The notion of a potential trade war breaking out sometime in the near future is creating much speculation. A number of well known economists, including Nobel Prize winners Joseph Stiglitz and Paul Krugman are convinced President Trump’s aggressive protectionist tariffs, coupled with China’s retaliatory actions herald the beginning of a US-China trade war that will have drastic effects on the global economy. Other economists, and experts in the field are less convinced a trade war is upon us. They point to the Chinese retaliation measures as proof of this thesis. Beijing’s response has been cautious, and calculated. 128 US products with an import value of $3 billion have been targeted. The sum is a fraction of President Trump’s tariffs on $60 billion in Chinese imports. What the future will bring remains to be seen, but if the market reactions over the last two days are an indication, the anxiety out there may not diminish for some time.

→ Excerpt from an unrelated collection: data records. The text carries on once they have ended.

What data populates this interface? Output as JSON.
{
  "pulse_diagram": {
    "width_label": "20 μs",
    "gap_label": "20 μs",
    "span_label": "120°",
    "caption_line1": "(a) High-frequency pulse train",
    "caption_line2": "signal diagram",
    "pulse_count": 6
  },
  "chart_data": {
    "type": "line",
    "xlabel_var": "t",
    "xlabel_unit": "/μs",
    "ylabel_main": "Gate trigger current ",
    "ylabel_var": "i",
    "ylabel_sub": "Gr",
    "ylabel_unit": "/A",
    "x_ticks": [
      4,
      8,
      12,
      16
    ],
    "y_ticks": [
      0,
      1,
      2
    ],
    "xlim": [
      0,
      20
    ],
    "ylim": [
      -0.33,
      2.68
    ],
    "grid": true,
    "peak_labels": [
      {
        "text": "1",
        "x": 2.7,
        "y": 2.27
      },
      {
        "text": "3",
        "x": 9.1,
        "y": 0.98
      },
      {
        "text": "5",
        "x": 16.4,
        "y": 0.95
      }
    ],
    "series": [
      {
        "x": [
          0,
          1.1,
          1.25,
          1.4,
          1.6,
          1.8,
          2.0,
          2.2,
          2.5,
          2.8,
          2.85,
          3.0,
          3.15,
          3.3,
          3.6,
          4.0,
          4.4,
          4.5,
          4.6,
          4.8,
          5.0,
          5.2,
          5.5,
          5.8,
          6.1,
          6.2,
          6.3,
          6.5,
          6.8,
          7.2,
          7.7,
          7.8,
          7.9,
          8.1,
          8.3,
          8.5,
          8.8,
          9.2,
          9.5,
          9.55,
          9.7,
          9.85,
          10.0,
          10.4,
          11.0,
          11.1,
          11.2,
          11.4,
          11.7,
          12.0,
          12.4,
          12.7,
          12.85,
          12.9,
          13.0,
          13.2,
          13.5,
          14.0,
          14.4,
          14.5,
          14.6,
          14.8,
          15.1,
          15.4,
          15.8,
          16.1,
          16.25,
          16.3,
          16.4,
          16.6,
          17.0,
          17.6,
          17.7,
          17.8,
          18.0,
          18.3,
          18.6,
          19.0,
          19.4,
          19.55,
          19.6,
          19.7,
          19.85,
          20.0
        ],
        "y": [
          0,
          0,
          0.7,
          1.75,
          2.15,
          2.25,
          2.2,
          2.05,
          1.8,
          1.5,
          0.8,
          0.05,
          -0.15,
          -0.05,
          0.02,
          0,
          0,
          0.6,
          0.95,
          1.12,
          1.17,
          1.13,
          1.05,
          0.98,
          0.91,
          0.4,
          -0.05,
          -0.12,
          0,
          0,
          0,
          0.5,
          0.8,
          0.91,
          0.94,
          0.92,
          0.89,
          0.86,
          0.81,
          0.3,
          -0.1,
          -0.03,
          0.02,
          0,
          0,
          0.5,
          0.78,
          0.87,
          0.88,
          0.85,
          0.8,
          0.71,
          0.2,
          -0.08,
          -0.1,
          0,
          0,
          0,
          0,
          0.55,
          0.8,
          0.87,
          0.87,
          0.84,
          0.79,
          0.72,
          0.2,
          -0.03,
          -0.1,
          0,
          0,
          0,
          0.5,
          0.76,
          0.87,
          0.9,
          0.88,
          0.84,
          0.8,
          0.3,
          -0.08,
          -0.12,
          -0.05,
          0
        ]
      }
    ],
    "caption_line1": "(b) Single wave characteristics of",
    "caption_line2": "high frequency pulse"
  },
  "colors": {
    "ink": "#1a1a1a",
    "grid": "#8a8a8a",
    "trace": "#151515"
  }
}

It is open for debate whether or not China’s responses will be strictly economic in nature. Economists seem to believe this will be a tit-for-tat exchange of tariffs between the US and China. Beijing can decide to craft a geopolitical response as well. China’s actions in the North Korea situation have vacillated between helpful and hindering. The Trump administration had long sought Beijing’s assistance in defusing the high tensions in the region. To Washington’s chagrin, China has not exercised its substantial influence with Pyongyang in a beneficial manner. With economic tensions between the US and China rising, Beijing could use it as a justification to do even less with regards to the North Korean situation.
The South China Sea presents another arena where the PRC can project its displeasure with US actions. China has been extending its military reach there, and has expressed increasing annoyance with US attempts to project power in the disputed sea. Today a US Navy destroyer cruised within 12 nautical miles of Mischief Reef, once a fishing atoll, now the site of a Chinese military installation. Now, with the tariffs becoming a heated matter, Beijing can respond more aggressively to US warship patrols, possibly leading to a diplomatic compromise or a concession of sorts down the line.
Saving face is important to China. If the tariff tug-of-war continues, and even escalates, the South China Sea, and North Korean issue provide two areas where Beijing can challenge Washington with a measured approach without plunging the world into a major trade war.